The deflection section 44 has a synchronization generating section 44a and a vertical / horizontal deflection circuit 44b.

The synchronization generator 44a separates the synchronization signal from the detected composite video signal, and the vertical / horizontal deflection circuit 44b synchronizes with the separated synchronization signal.

FIG. 3 shows a vertical section deflected to a cathode ray tube (CRT) 50 by a vertical deflection circuit. As shown, in the normal picture mode (4: 3), the video signal is displayed in the signal section A in the vertical section. On the other hand, in the case of switching to the wide screen 16: 9 by the screen switching mode, the composite video signal is displayed in the display area B, and the additional signal is displayed in the black area C. The additional signal will be described later.

The luminance detector 60 detects the luminance level of the composite image signal currently output to the cathode ray tube (CRT) 50 when a selection command for the aspect ratio switching mode of the user is input through the input unit 80.

The brightness detector 60 includes a flyback transformer (FBT) 61, an automatic brightness limiter (ABL) 62, and an analog-to-digital converter (ADC) 63.

A flyback transformer (FBT) 61 is used to detect the current amount of the composite video signal currently being output to the display region of the cathode ray tube (CRT: 50).

The automatic luminance limiting circuit (ABL) 62 outputs a voltage value corresponding to the amount of current detected by the flyback transformer 61, and the output voltage value is converted into a digital value by the analog-to-digital converter 63. The luminance level of the composite video signal output to (CRT: 50) is calculated.

The controller 90 drives the on-screen display (OSD) generator and the on-screen graphics (OSG) generator 70 in response to the luminance level detected by the luminance detector 60. That is, the OSD / OSG generator 70 is controlled to generate an additional signal such as a luminance level of the composite video signal currently output to the cathode ray tube (CRT) 50.

In addition, the controller 90 controls the additional signal generated by the OSD / OSG generator 70 to be displayed in black areas displayed above and below the display area of the cathode ray tube (CRT) 50 in the aspect ratio switching mode.

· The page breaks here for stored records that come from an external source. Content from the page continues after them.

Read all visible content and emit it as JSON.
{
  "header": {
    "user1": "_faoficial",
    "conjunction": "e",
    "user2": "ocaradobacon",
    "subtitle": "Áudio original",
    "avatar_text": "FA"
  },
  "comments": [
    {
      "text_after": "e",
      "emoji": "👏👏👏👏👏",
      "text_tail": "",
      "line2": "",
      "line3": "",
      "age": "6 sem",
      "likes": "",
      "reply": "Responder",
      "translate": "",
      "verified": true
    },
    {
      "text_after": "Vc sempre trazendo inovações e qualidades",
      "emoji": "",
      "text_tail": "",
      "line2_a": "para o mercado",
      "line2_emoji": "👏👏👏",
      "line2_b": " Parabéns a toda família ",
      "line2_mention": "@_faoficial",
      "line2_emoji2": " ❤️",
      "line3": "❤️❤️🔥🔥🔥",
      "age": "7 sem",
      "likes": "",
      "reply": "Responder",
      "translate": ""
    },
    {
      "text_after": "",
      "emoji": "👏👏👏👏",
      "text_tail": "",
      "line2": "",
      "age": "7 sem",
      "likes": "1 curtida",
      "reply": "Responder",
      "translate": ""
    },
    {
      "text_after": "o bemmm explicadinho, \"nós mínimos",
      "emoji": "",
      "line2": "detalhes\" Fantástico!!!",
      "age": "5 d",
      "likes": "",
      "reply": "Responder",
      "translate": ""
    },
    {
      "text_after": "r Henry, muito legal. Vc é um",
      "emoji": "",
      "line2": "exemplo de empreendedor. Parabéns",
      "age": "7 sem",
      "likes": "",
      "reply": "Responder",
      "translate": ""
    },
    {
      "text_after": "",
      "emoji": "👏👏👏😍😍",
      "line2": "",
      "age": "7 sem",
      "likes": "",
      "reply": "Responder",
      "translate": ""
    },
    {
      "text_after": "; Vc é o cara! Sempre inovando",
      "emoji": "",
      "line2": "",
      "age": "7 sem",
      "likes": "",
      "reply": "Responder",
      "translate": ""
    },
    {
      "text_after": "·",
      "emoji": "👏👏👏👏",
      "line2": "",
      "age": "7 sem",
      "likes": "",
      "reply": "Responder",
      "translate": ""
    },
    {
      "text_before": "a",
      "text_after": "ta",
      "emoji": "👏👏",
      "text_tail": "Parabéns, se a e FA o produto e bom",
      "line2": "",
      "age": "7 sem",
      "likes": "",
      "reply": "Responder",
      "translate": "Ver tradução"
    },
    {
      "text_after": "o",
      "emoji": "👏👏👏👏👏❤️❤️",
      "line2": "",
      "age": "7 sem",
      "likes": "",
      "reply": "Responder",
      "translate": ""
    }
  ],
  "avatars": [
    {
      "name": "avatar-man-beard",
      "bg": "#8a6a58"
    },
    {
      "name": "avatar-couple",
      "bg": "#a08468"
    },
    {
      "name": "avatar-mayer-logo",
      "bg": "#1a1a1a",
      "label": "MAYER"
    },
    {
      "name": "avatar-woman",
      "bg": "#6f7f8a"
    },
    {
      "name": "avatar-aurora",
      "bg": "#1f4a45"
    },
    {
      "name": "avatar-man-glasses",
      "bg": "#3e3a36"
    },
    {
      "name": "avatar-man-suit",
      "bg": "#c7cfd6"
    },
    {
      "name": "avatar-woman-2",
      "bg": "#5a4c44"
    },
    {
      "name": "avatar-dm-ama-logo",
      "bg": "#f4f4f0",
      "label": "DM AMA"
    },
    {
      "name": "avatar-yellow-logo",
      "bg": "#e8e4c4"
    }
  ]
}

That is, the controller 90 feeds back the additional signal generated by the OSD / OSG generator 70 to the Y / C signal processor 43 of the image processor 40.

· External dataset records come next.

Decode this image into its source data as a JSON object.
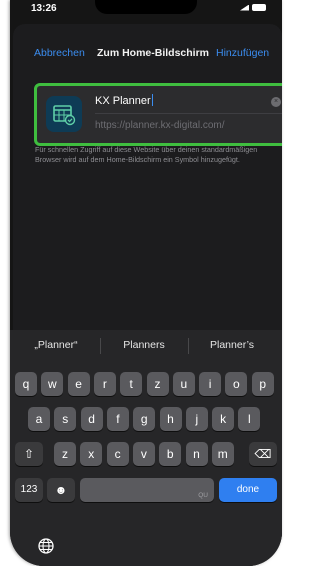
{
  "status_bar": {
    "time": "13:26"
  },
  "nav": {
    "cancel_label": "Abbrechen",
    "title": "Zum Home-Bildschirm",
    "add_label": "Hinzufügen"
  },
  "card": {
    "app_name": "KX Planner",
    "url": "https://planner.kx-digital.com/",
    "clear_icon": "×",
    "icon_name": "calendar-check-icon"
  },
  "hint_text": "Für schnellen Zugriff auf diese Website über deinen standardmäßigen Browser wird auf dem Home-Bildschirm ein Symbol hinzugefügt.",
  "keyboard": {
    "suggestions": [
      "„Planner“",
      "Planners",
      "Planner’s"
    ],
    "row1": [
      "q",
      "w",
      "e",
      "r",
      "t",
      "z",
      "u",
      "i",
      "o",
      "p"
    ],
    "row2": [
      "a",
      "s",
      "d",
      "f",
      "g",
      "h",
      "j",
      "k",
      "l"
    ],
    "row3": [
      "z",
      "x",
      "c",
      "v",
      "b",
      "n",
      "m"
    ],
    "shift_symbol": "⇧",
    "delete_symbol": "⌫",
    "numbers_label": "123",
    "emoji_symbol": "☻",
    "space_sub_label": "QU",
    "done_label": "done",
    "globe_icon": "globe-icon"
  },
  "colors": {
    "accent": "#3b8df0",
    "highlight_border": "#3fbe3f",
    "done_key": "#2f7ff0"
  }
}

Accordingly, the composite video signal currently received and the additional signal generated by the OSD / OSG generator 70 are signal processed together. That is, the luminance signal (Y signal), which is the brightness signal of the screen, and the color signal (C signal) indicating the nature of the color are subjected to signal processing and output to the cathode ray tube (CRT) 50. Therefore, an image signal having the same luminance level is output on the entire screen of the cathode ray tube (CRT) 50.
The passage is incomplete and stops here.